Receive the Mach newsletter.
By David Freeman
For the first time, scientists have modeled the entire life cycle of solar flares, those violent outbreaks of intense heat and radiation from the surface of the sun.
The new computer model is part of an ongoing effort to better understand solar flares and related solar events that emit high-energy radiation and fast-moving particles that can pose a serious threat to our flood. tech society.
"Solar flares and outbreaks can interfere with wireless communication and global positioning systems and affect the aviation and safety of astronauts and our communications satellites," says Mark Cheung, physicist at Lockheed Martin Solar and Astrophysics Laboratory in Palo Alto, California, and co-chair. Author of a recent publication describing the model, NBC News MACH said in an e-mail. "This research teaches us how the sun develops and how it affects our daily lives."
However, when new light is shed on the genesis and spread of solar flares, the new research also reveals the dazzling beauty of a sky phenomenon we never have a chance to see first-hand.

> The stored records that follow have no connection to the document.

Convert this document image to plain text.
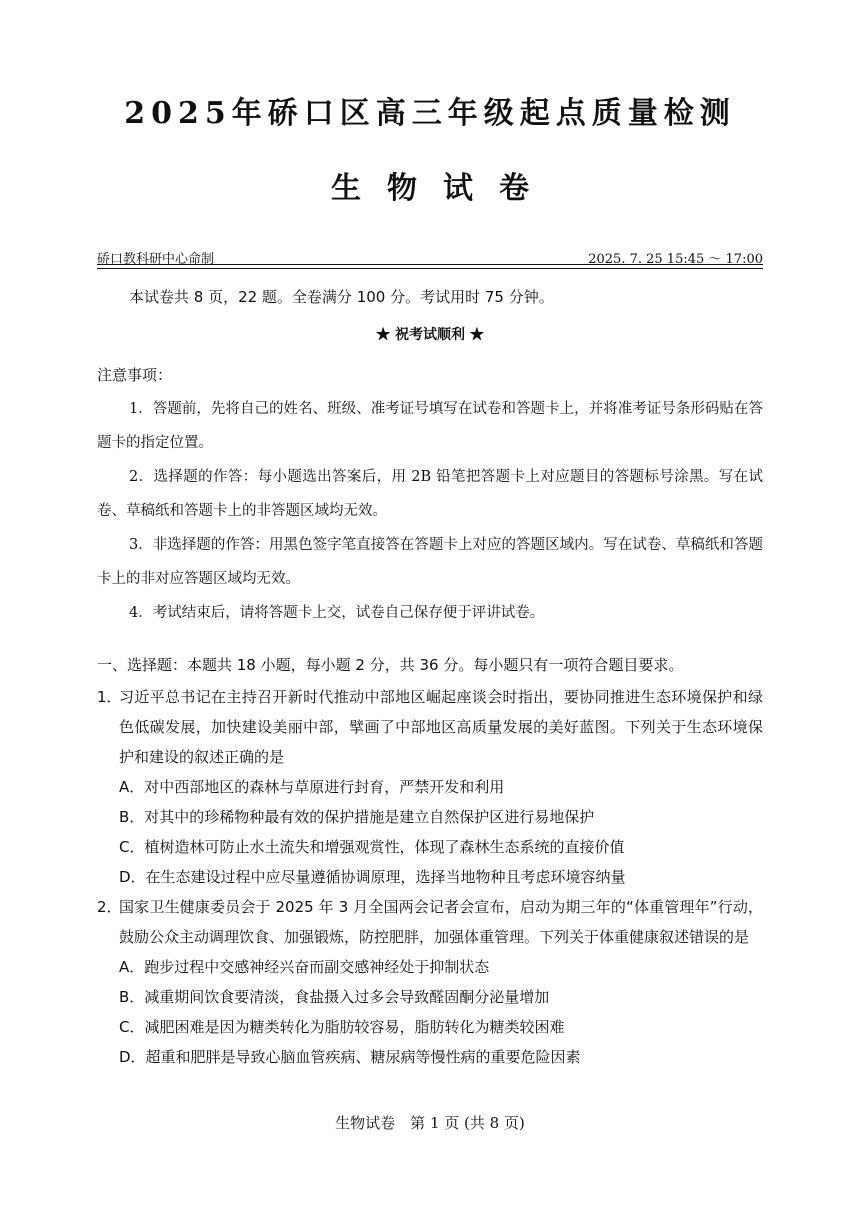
2025年硚口区高三年级起点质量检测
生物试卷
硚口教科研中心命制	2025. 7. 25 15:45 ～ 17:00
本试卷共 8 页，22 题。全卷满分 100 分。考试用时 75 分钟。
★ 祝考试顺利 ★
注意事项：

1．答题前，先将自己的姓名、班级、准考证号填写在试卷和答题卡上，并将准考证号条形码贴在答题卡的指定位置。

2．选择题的作答：每小题选出答案后，用 2B 铅笔把答题卡上对应题目的答题标号涂黑。写在试卷、草稿纸和答题卡上的非答题区域均无效。

3．非选择题的作答：用黑色签字笔直接答在答题卡上对应的答题区域内。写在试卷、草稿纸和答题卡上的非对应答题区域均无效。

4．考试结束后，请将答题卡上交，试卷自己保存便于评讲试卷。

一、选择题：本题共 18 小题，每小题 2 分，共 36 分。每小题只有一项符合题目要求。
1．
习近平总书记在主持召开新时代推动中部地区崛起座谈会时指出，要协同推进生态环境保护和绿色低碳发展，加快建设美丽中部，擘画了中部地区高质量发展的美好蓝图。下列关于生态环境保护和建设的叙述正确的是
A．对中西部地区的森林与草原进行封育，严禁开发和利用
B．对其中的珍稀物种最有效的保护措施是建立自然保护区进行易地保护
C．植树造林可防止水土流失和增强观赏性，体现了森林生态系统的直接价值
D．在生态建设过程中应尽量遵循协调原理，选择当地物种且考虑环境容纳量
2．
国家卫生健康委员会于 2025 年 3 月全国两会记者会宣布，启动为期三年的“体重管理年”行动，鼓励公众主动调理饮食、加强锻炼，防控肥胖，加强体重管理。下列关于体重健康叙述错误的是
A．跑步过程中交感神经兴奋而副交感神经处于抑制状态
B．减重期间饮食要清淡，食盐摄入过多会导致醛固酮分泌量增加
C．减肥困难是因为糖类转化为脂肪较容易，脂肪转化为糖类较困难
D．超重和肥胖是导致心脑血管疾病、糖尿病等慢性病的重要危险因素
生物试卷　第 1 页 (共 8 页)
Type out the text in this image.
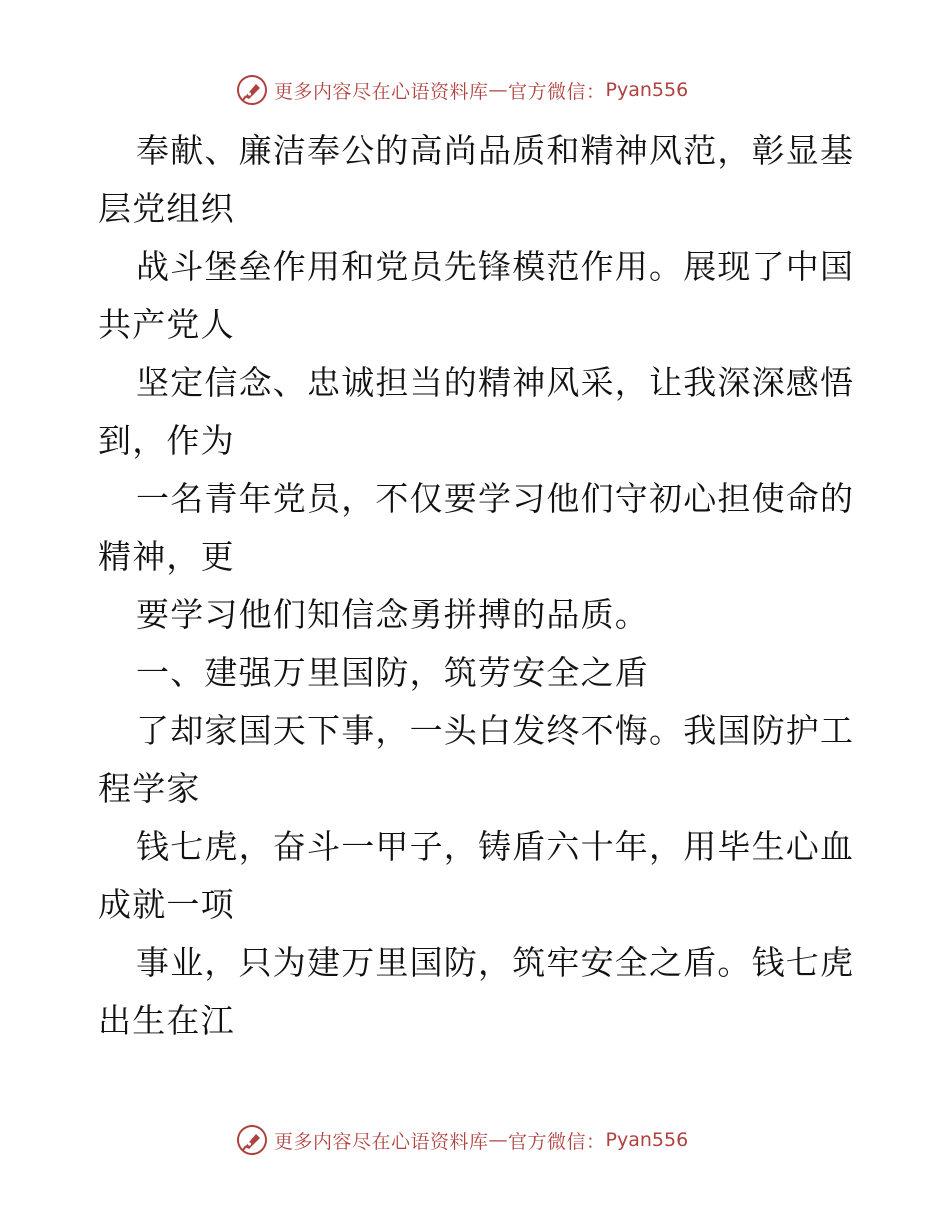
更多内容尽在心语资料库 — 官方微信： Pyan556
奉献、廉洁奉公的高尚品质和精神风范，彰显基
层党组织
战斗堡垒作用和党员先锋模范作用。展现了中国
共产党人
坚定信念、忠诚担当的精神风采，让我深深感悟
到，作为
一名青年党员，不仅要学习他们守初心担使命的
精神，更
要学习他们知信念勇拼搏的品质。
一、建强万里国防，筑劳安全之盾
了却家国天下事，一头白发终不悔。我国防护工
程学家
钱七虎，奋斗一甲子，铸盾六十年，用毕生心血
成就一项
事业，只为建万里国防，筑牢安全之盾。钱七虎
出生在江
更多内容尽在心语资料库 — 官方微信： Pyan556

A dazzling visualization of the model reveals tangled tendrils that represent magnetic field lines around sunspots that rise from the sun's surface and explode in a brilliant, multicolored flash.
To create the model, Cheung and his colleagues work in the laboratory and at the National Center for Atmospheric Research (NCAR) in Boulder, Colorado, using computer software that uses a set of equations describing the behavior of plasma, a superheated material Fired out of the sun when firing flames. The model simulates solar activity up to 1
Then Scientists Took the Conditions for the Sun This is similar to those associated with a sunspot observed in March 2014 that produced dozens of flickers – and observed how the model successfully produced its own flare.
"Our model was able to detect the entire process of energy buildup surfacing on the surface, rising into the corona, exciting the corona, and then reaching the point where the energy is released in a solar flare," said Matthias Rempel, senior scientist at NCAR and co-author of the newspaper in a statement.
Unlike previous models, Rempel said in an email that "details were modeled very well, but compromises had to be made when it came to creating the overall picture."
Rempel's role in the new model David Jess, a scientist at the Astrophysics Research Center of Queens University Belfast in Ireland, who was not involved in the new research, was confirmed with Ficance. In an e-mail to MACH, he called it a "noteworthy accomplishment in this area of research," adding that "models that not only predict better how big a solar flare will be, but also when they" go off. " Helping researchers help engineers make better decisions when it comes to protecting our planet's infrastructure. "
Protecting our infrastructure is certainly a big challenge as our society relies heavily on computers and other electrical equipment and systems. Experts say efforts to calculate the total economic cost of a serious solar event are still in their infancy, but a 2012 study said the cost could reach $ 2 trillion events, including adding a special circuit that absorbs excess energy and emergency transformers.
Want to know more about outer space?